KEYNOTE SPEAKERS


Prof. LIM Chee Peng
Swinburne University of Technology

LIM Chee Peng completed his Ph.D. degree at the University of Sheffield, United Kingdom n 1997. His research focuses on the design and development of Computational Intelligence (CI)-based systems for data analytics and decision support, with applications include medical prognosis and diagnosis, condition monitoring and predictive maintenance of industrial systems, as well as scheduling and optimisation of manufacturing and transportation systems. In addition to publishing more than 600 publications, he has received numerous prestigious fellowships for fostering international collaboration, viz., CAS (Chinese Academy of Sciences) President’s International Fellowship Initiative, Australia-India Senior Visiting Fellowship (by the Australian Academy of Science), Australia-Japan Emerging Research Leaders Exchange Program (by the Australian Academy of Technological Sciences and Engineering), Japan Society for the Promotion of Science (JSPS) Research Fellowship at Kyushu University. Commonwealth Fellowship at the University of Cambridge, Fulbright Fellowship at the University of California, Berkeley, as well as Visiting Scientists Program of the US Office of Naval Research Global at both Harvard University and Stanford University. He is currently a professor at the Department of Computing Technologies, Swinburne University of Technology, Melbourne, Australia.

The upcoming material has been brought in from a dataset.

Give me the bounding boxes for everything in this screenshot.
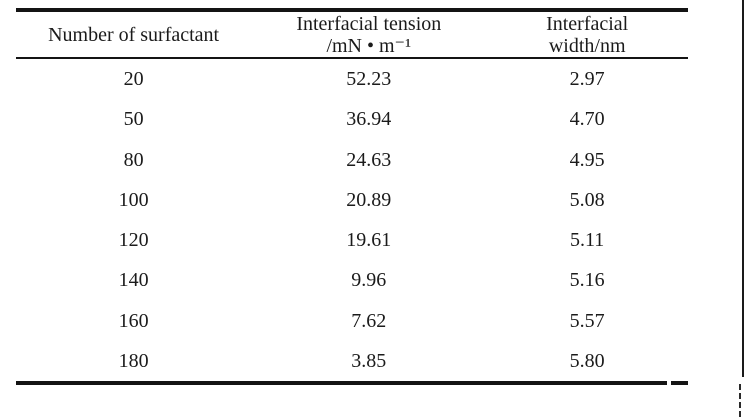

Speech Title: "From Data to Decision: A Machine Learning Approach"

Abstract: Machine learning comprises a suite of computational methodologies that extract patterns from data to solve complex real-world problems. This talk explores the role of machine learning paradigms—including deep learning and artificial neural networks, fuzzy systems, and evolutionary algorithms—in transforming heterogeneous data into interpretable models and actionable insights. Both standalone and hybrid approaches are analyzed, with emphasis on their adaptability, scalability, and ability to manage uncertainty while maintaining generalizability across diverse problem domains. Practical applications in various domain, including healthcare (e.g., diagnostic decision support) and industry (e.g., predictive maintenance) demonstrate their transformative impact. By synthesizing theoretical foundations with real-world case studies, this discussion underscores how machine learning bridges the gap between data-driven analytics and robust decision-making in complex systems.

Prof. Alan Wee-Chung LIEW
Griffith University

Professor Alan Wee-Chung LIEW is currently the Head of School at the School of Information and Communication Technology, Griffith University, Queensland, Australia. Prior to joining Griffith University in 2007, he was an Assistant Professor with the Department of Computer Science and Engineering, The Chinese University of Hong Kong, and a Research/Senior Research Fellow at the Department of Electronic Engineering, City University of Hong Kong. Alan received the Bachelor of Engineering degree with first class honours in electrical and electronic engineering from the University of Auckland, New Zealand, in 1993, and the PhD degree in computer engineering from the University of Tasmania, Australia, in 1997. Alan’s research interests include AI and machine learning, computer vision, medical imaging, and bioinformatics, and he published extensively in these areas with 2 books, over 300 journal and conference papers, and 3 international patents. He is on the organising committee of many international conferences, and serves as Associate Editor of several journals, including the IEEE Transactions on Fuzzy Systems. Alan is listed in the Stanford’s list of top 2% Computer Scientists in the world (2021-24), and is a Fellow of the Australia Computer Society, Fellow of the Queensland Academy of Arts & Sciences, and Senior Member of IEEE (USA).